7. Look into assistance programs
Some drug manufacturers offer copay or patient assistance programs for infusion medicines. Patients should:
- Verify whether the insurance plan will apply these payments toward the deductible or out-of-pocket maximum
- Note that not all states require insurers to count manufacturer assistance, so patients could reach their maximum more slowly than expected
8. Check eligibility for subsidies
Patients purchasing Marketplace plans could qualify for premium tax credits or cost-sharing reductions if their income meets federal guidelines. These subsidies can significantly reduce monthly premiums and overall costs. However, as of this writing, the enhanced tax credits are set to expire after 2025, meaning 2026 Marketplace coverage could be more expensive.
9. Mark important deadlines
Missing deadlines could leave patients without coverage for the year. Remind them of:
- Medicare General Enrollment: Oct 15 – Dec 7, 2025
- Medicare Advantage Open Enrollment: Jan 1 – Mar 31, 2026
- Marketplace Open Enrollment: Nov 1, 2025 – Jan 15, 2026 (Dec 15 for Jan 1 coverage)
- State-specific marketplace dates (refer them to CMS.gov if needed)

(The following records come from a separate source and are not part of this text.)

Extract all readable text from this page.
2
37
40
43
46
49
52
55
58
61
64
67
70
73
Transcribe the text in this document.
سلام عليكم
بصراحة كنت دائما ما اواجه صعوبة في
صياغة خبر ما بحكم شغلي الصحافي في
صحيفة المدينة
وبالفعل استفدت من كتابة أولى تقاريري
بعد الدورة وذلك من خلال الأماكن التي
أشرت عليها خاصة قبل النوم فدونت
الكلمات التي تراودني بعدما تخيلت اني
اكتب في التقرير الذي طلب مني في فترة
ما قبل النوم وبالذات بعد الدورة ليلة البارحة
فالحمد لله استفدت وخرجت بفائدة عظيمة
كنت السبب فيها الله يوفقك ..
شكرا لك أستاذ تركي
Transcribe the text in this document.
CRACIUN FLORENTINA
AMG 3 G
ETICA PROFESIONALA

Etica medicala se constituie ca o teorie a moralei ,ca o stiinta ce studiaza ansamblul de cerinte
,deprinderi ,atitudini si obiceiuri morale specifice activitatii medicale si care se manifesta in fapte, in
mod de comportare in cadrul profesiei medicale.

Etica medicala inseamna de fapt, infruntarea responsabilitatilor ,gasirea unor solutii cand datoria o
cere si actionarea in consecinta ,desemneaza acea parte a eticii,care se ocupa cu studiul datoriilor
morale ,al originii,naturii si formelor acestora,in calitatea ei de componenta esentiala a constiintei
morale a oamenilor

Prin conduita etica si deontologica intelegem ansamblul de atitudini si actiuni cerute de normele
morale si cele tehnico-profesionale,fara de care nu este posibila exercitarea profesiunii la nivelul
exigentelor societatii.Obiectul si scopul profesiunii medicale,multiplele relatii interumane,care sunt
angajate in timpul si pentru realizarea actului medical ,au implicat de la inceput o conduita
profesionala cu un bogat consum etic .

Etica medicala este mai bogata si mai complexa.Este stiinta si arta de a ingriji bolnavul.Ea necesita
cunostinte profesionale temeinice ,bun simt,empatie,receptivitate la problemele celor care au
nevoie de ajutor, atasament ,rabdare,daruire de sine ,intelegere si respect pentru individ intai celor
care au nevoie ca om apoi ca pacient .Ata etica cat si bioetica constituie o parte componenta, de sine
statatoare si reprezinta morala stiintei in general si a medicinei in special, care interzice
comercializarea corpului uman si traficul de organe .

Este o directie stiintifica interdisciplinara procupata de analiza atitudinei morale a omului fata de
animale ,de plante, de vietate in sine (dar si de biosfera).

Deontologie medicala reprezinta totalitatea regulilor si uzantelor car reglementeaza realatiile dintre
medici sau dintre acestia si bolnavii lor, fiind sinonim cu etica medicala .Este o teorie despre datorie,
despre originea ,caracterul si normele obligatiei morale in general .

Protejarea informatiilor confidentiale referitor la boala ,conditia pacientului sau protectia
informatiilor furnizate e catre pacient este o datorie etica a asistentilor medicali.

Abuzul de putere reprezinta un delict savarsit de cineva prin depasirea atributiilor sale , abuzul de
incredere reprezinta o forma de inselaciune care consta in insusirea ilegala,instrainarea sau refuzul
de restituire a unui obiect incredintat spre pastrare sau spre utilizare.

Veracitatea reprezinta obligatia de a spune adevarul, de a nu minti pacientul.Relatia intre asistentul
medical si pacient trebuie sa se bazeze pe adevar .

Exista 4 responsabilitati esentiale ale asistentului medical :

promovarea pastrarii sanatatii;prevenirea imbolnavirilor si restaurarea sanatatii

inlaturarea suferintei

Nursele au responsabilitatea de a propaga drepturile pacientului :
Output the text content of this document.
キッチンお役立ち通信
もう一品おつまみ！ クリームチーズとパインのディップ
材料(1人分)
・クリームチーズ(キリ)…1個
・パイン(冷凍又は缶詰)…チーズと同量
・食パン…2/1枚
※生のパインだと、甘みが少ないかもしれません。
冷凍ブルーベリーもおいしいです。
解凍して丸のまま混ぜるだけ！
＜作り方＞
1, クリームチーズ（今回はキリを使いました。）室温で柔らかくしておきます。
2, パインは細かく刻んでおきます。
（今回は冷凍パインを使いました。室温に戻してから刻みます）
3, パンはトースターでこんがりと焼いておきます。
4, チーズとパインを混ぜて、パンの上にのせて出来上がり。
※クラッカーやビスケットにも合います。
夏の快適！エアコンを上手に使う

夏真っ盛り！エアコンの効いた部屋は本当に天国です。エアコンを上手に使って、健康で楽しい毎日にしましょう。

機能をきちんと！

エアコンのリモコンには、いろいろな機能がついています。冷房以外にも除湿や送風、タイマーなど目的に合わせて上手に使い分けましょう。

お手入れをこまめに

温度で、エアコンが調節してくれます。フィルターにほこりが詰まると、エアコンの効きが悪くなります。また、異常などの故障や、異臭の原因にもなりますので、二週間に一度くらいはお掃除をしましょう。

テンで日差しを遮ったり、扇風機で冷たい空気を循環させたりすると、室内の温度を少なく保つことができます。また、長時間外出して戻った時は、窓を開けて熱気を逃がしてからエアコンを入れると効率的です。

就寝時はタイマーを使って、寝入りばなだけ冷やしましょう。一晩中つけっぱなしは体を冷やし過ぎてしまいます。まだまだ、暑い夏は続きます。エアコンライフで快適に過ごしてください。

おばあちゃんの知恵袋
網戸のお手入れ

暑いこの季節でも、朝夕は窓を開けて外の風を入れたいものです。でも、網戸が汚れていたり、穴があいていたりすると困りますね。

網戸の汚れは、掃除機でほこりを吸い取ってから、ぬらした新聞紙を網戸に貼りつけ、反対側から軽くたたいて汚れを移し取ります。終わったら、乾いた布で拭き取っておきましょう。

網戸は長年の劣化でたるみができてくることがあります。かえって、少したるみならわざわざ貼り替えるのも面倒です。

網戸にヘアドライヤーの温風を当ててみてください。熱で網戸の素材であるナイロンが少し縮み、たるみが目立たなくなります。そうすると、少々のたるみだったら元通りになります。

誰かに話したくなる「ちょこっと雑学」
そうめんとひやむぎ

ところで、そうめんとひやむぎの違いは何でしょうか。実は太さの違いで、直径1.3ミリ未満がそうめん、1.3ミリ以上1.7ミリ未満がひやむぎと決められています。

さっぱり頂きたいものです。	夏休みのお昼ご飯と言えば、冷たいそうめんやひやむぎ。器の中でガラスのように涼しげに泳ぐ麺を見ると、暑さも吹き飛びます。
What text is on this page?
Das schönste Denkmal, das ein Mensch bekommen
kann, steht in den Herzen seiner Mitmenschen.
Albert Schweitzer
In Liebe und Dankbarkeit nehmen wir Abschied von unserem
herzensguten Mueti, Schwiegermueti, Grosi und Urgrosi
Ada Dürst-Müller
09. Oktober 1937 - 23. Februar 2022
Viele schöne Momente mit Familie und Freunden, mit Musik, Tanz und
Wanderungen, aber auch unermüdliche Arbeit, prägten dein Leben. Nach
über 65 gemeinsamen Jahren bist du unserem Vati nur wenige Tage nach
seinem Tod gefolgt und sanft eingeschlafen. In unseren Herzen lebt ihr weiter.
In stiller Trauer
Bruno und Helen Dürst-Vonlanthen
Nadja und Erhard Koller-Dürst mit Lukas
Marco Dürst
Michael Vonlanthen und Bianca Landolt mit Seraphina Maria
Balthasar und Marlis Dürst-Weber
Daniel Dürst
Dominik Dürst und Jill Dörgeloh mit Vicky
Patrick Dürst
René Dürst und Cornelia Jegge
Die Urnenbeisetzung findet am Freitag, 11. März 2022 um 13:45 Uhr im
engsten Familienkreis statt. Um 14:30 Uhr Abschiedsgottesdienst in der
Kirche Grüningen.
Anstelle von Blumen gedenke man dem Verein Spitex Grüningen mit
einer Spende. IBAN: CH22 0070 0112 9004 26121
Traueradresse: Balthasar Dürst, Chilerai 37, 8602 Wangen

10. Understand Special Enrollment Periods (SEPs)
If patients miss Open Enrollment, they could still qualify for coverage changes due to:
- Loss of health coverage
- Offer of new health benefits
- Change in household (marriage, divorce, birth, adoption, death)
- Change in residence
After Enrollment
Once a patient has chosen their plan, remind them to:
- Keep copies of enrollment forms and insurance cards
- Confirm that infusion treatments and providers are covered
- Set a reminder for next year’s Open Enrollment
- Revisit plan every year, as needs or finances can change
Conclusion
Choosing health insurance can feel overwhelming for patients, especially those who rely on infusion treatments. But by checking coverage for medicines, confirming providers, and comparing real costs, patients can choose a plan that protects both their health and their budget in 2026.